Vera had therefore grown up with much suspicion about the emotions and had placed little reliance, eventually, on her mother’s random protestations of love for her. She had acquired an almost nun-like air which was both remote and slightly haughty. It surprised her that she loved Tom so much, but from the beginning he had treated her as an equal which her father had never done, and was willing to talk to her at great length about anything that interested him or her. She had met him in a library where she had been studying for her Honours Examination, as he also had been. They had both gone in search of the same book—a copy of Donne’s poems—and had come after a while to an amicable agreement as to who would use it first.

Later they had gone to cafés together, to theatres and concerts: sometimes at weekends they had gone for long walks. She remembered especially the autumn leaves. They had discussed moral questions though she was more likely to draw on personal experience while Tom used logical arguments. One day she realised that she loved him. They were walking down a street and she saw his shadow beside hers on the stone, and the shadows walking together seemed to her symbolic of some deep relationship, some consonance, cool and inevitable. For the first time she had taken his arm and he had looked at her with surprise.

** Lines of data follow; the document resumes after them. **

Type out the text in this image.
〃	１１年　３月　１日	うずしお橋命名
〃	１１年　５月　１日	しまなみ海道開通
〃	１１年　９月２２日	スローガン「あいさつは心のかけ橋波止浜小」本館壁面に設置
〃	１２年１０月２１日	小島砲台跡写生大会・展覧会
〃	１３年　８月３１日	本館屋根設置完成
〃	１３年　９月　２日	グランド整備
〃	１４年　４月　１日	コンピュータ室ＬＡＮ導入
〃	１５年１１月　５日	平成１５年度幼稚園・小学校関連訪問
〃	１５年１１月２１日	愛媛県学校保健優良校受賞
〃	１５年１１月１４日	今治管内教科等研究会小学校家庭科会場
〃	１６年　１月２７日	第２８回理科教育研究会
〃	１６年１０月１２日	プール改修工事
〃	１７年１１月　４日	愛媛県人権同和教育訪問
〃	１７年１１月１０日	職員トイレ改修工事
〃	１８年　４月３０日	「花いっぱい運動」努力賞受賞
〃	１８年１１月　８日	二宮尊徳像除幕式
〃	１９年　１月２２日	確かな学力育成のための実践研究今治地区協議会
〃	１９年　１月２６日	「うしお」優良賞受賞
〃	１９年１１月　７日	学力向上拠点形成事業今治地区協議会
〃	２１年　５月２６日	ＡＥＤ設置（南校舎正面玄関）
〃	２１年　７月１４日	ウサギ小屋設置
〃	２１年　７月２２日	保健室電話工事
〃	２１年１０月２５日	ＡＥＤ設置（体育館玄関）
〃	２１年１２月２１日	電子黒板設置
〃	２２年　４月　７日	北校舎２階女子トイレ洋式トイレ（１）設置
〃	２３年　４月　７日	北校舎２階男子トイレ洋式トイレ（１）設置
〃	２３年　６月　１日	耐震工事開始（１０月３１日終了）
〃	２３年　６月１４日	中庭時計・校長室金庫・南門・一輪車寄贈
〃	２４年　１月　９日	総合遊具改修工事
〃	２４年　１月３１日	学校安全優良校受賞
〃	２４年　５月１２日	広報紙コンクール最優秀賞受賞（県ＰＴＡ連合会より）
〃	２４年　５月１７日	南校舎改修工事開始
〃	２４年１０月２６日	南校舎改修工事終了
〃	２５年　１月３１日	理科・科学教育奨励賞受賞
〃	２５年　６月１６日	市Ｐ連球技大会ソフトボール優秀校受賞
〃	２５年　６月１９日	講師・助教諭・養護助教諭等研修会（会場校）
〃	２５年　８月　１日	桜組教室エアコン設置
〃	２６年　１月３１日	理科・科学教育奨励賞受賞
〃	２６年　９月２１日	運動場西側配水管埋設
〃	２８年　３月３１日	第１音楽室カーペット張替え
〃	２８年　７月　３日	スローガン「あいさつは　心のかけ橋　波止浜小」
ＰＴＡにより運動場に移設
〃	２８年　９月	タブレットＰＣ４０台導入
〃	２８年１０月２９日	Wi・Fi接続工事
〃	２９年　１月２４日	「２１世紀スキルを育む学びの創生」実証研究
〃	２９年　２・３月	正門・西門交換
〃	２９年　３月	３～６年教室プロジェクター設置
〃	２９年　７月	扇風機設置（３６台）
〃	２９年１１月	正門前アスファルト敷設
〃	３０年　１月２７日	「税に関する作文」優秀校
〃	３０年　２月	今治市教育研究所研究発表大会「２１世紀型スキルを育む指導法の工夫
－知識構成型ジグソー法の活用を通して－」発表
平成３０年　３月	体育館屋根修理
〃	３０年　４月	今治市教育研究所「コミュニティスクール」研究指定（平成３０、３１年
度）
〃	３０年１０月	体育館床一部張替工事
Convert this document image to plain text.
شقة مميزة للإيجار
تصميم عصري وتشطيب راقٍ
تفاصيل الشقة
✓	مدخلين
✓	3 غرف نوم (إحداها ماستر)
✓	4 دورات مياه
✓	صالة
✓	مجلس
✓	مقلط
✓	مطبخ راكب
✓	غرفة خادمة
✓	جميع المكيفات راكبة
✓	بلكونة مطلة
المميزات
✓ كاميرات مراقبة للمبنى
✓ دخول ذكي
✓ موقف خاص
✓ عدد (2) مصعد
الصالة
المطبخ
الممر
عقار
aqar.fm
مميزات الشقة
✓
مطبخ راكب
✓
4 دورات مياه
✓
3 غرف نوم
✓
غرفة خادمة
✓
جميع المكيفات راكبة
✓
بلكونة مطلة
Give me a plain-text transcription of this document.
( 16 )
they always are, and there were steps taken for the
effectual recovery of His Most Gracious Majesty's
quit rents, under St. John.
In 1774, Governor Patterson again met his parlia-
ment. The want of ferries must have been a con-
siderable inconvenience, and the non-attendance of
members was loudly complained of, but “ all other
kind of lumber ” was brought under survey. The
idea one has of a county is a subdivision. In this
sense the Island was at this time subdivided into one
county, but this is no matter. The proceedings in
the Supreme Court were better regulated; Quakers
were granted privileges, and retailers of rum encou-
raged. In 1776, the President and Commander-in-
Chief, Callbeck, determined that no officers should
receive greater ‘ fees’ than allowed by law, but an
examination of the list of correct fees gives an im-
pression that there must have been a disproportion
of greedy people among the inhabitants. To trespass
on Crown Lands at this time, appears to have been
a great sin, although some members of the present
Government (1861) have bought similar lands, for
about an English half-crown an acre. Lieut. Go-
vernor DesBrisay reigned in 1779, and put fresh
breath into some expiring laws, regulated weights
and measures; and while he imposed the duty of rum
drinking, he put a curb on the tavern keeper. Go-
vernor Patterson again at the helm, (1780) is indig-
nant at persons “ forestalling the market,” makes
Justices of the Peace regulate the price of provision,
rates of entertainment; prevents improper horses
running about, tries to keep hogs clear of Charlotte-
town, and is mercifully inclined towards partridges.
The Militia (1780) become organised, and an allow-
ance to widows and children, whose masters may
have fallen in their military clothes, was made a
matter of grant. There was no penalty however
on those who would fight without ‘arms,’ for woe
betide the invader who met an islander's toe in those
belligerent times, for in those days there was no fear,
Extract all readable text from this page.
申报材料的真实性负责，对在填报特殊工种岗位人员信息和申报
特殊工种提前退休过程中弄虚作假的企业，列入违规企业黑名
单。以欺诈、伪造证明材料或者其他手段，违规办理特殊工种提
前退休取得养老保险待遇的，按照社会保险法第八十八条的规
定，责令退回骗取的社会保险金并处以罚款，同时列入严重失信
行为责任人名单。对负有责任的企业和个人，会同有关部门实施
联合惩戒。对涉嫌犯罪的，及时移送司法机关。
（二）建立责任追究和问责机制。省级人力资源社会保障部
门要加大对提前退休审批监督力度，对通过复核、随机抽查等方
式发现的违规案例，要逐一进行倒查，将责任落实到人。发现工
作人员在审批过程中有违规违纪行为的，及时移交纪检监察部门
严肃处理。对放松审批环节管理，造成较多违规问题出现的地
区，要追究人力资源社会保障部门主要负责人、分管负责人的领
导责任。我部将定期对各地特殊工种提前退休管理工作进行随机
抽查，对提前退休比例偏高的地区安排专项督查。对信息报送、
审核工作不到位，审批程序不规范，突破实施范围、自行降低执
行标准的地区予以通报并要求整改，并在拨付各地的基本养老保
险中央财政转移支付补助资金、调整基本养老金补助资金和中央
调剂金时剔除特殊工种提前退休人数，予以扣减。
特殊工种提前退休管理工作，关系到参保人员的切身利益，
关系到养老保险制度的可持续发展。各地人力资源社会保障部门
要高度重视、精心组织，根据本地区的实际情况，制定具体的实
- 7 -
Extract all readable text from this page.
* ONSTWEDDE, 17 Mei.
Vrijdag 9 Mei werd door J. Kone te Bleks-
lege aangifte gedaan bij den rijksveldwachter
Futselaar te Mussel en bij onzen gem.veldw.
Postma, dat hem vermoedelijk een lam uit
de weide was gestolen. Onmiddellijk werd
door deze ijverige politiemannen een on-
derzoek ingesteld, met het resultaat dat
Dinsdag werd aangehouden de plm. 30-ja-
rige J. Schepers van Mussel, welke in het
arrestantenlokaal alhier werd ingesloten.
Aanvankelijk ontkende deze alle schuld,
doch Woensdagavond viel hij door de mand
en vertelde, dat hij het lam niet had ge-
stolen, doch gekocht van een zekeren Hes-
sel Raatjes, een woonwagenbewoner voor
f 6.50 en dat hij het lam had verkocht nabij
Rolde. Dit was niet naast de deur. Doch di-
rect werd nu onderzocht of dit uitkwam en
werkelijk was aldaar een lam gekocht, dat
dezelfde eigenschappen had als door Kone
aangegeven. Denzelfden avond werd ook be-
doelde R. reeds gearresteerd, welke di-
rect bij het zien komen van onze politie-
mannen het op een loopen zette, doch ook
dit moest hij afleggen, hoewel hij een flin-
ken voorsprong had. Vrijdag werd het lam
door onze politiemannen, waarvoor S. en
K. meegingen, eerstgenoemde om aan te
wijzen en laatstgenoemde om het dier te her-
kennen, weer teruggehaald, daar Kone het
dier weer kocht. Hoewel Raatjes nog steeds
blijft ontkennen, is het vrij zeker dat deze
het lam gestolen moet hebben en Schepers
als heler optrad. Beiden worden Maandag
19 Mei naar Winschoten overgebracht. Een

Tom was the only person with whom she had ever been out: in fact in her school which was an exclusively girls’ one, in which she had to wear a lilac uniform, she had hardly ever met a male except the Music master who didn’t like teaching in violent boys’ schools. Her dreams had not been of boys at all but rather of some spiritual world occupied by few people and these neither girls nor boys but kind presences who showed her much affability. She liked a number of teachers in the school, especially the remote competent Miss Hales, whose aseptic perfume seemed to combine with it a nostalgic autumnal smell as of leaves. She played no games, not even hockey, and had no team spirit at all.